When you report your PA on your tax return, your RRSP contribution limit for the coming year is adjusted and is reported on your notice of assessment.
Calculating your PA
While your company will calculate your PA for you and report it on your T4 form, if you need to run the numbers, here’s how to calculate your PA.
This is important because the PA number may change year to year, so especially if you have set up automatic contributions to an RRSP, that amount may need to be recalculated annually.
Defined contribution plan
Participants in a defined contribution pension plan put in a set amount, often with an employer match, and its value depends on how well the investments in the account performed by the time the participant retires.
For a defined contribution plan, the PA is the sum of the employer and employee plan contributions.
Defined contribution plan PA = employer + employee plan contributions
Example: If you make $50,000 a year and contribute 2% of your earnings to the plan and your employer matches that, your PA for that year will be: $50,000 X 4% = $2,000.
Defined benefit plan
Participants in a defined benefit pension plan are promised a certain income or lump sum after retirement, based on salary, years worked and age at retirement, no matter how the investments in the plan performed.

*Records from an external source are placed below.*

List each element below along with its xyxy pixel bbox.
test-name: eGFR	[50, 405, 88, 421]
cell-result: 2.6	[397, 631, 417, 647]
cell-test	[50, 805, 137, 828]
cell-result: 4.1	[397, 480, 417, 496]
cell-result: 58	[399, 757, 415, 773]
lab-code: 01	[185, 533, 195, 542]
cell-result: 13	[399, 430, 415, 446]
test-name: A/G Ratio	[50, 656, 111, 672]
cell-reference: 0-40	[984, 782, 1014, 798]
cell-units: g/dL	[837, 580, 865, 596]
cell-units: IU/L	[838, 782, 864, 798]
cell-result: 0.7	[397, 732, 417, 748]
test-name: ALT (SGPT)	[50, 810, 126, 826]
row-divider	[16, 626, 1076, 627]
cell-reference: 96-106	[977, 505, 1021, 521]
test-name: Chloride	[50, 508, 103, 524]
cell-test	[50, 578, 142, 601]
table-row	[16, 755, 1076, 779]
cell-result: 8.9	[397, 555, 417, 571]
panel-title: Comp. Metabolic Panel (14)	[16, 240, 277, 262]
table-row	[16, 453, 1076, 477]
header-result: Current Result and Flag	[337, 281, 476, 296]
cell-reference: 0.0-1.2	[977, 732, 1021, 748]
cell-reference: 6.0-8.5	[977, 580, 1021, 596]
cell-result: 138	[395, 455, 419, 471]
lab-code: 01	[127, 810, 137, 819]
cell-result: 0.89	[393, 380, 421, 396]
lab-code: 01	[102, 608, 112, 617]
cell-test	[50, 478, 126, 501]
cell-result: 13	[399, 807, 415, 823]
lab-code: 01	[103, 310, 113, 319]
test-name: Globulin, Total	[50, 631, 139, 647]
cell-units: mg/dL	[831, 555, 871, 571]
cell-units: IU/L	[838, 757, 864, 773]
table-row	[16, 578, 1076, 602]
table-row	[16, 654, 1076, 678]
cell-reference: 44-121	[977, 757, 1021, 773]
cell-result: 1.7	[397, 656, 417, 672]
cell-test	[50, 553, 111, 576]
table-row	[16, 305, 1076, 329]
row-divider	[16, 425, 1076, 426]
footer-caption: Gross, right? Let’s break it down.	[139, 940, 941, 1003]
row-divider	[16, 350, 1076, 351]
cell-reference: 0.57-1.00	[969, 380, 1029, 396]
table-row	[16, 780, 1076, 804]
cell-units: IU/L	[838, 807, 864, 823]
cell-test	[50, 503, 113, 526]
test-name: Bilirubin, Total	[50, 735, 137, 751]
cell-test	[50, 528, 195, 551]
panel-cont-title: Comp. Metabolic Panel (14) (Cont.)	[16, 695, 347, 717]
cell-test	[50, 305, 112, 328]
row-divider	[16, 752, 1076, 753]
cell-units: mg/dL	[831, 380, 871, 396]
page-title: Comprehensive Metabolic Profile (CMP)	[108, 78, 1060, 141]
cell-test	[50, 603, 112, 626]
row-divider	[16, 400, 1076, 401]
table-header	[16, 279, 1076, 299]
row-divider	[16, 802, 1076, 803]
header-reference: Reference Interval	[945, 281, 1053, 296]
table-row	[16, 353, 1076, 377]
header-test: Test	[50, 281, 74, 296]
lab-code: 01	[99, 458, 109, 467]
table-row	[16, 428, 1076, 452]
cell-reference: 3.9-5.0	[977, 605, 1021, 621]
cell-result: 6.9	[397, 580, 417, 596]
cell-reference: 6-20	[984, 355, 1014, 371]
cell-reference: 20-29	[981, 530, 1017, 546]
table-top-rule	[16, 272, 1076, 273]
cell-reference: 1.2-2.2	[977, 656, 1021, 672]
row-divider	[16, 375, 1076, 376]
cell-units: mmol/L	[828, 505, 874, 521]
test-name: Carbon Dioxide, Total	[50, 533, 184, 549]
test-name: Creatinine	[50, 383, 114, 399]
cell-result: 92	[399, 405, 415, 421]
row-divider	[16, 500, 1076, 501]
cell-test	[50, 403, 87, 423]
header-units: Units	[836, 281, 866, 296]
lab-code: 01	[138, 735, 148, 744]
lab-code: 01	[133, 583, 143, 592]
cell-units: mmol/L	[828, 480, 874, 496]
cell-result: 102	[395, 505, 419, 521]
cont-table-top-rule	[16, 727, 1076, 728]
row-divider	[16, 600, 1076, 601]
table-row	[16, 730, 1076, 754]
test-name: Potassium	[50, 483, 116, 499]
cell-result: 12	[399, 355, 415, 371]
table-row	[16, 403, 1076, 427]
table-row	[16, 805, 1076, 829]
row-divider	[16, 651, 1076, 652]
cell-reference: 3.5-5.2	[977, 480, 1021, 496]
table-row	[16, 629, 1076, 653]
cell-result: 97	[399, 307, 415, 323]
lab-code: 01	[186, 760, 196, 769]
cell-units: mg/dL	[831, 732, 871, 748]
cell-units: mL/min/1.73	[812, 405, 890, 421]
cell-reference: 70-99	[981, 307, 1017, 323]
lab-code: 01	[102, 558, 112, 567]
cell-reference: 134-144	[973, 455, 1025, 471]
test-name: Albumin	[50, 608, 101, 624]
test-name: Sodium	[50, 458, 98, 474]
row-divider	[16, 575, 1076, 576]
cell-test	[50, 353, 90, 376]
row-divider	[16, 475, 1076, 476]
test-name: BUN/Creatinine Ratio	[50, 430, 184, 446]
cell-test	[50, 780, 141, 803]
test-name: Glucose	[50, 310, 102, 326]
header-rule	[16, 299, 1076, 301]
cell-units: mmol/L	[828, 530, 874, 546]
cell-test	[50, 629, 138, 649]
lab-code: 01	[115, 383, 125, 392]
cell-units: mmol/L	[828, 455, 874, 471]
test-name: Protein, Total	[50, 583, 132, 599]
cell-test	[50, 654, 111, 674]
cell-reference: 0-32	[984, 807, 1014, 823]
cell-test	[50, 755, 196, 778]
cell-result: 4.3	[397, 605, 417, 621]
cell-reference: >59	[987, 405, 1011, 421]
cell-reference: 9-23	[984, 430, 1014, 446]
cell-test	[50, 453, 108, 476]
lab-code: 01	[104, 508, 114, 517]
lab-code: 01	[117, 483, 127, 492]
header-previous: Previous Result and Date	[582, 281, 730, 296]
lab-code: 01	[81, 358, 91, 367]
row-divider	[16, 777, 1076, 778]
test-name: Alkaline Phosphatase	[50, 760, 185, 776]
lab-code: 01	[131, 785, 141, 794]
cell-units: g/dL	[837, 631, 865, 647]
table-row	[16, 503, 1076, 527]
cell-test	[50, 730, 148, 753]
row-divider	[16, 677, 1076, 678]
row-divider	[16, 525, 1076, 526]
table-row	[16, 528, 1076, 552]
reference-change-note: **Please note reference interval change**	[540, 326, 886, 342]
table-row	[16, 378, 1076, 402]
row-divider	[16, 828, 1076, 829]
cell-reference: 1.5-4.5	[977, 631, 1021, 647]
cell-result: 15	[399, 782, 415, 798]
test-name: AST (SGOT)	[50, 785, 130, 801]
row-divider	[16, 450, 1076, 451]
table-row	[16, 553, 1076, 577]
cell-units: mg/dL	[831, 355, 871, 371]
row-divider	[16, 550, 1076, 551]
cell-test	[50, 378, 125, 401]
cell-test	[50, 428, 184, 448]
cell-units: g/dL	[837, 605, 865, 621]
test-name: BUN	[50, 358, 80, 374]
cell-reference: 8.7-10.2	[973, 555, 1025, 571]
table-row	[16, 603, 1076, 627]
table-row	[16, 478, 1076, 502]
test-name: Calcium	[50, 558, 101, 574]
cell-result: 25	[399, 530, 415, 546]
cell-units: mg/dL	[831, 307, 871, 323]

The calculations can differ between:
- Final or best average: Benefits are based on the participant’s earnings averaged over a specific period, such as the last few years of service, or the three years of highest earnings (for example, 2% of the average of the final three years of pensionable earnings × years of pensionable service).
- Career average: Benefits are based on the participant’s earnings in each year they worked under the plan (for example, 2% of pensionable earnings for each year of service).
- Flat benefit: Generally, benefits are expressed as a dollar amount for each month or year of service (for example, $55 a month per year of service).
Once you know which number to use in your calculation, the PA is nine times the annual accrued benefit amount, less $600.
Defined benefit plan PA = (9 x annual accrued benefit) – $600
Example: If your average yearly earnings are $50,000 and you and your employer’s contribution is 2% of your earnings, your PA would be 9 X ($50,000 X 2%) – 600 = $8,400.
Deferred profit sharing plan
Employees who receive a share of the profits paid out by the employer do not have to pay federal taxes on the contribution or growth in a DPSP until it is withdrawn. The PA calculation for a DPSP depends on the company’s net profits, up to a limit of $13,915 for 2020.
Tax benefits without penalties
Taking your PA into account helps you avoid overcontributing to your RRSP. That way, you get the benefit of deferring taxes on the money saved until retirement, when most people are in a lower tax bracket. Plus, you can avoid the penalties of overcontributing to your RRSP and keep all the money to which you are entitled.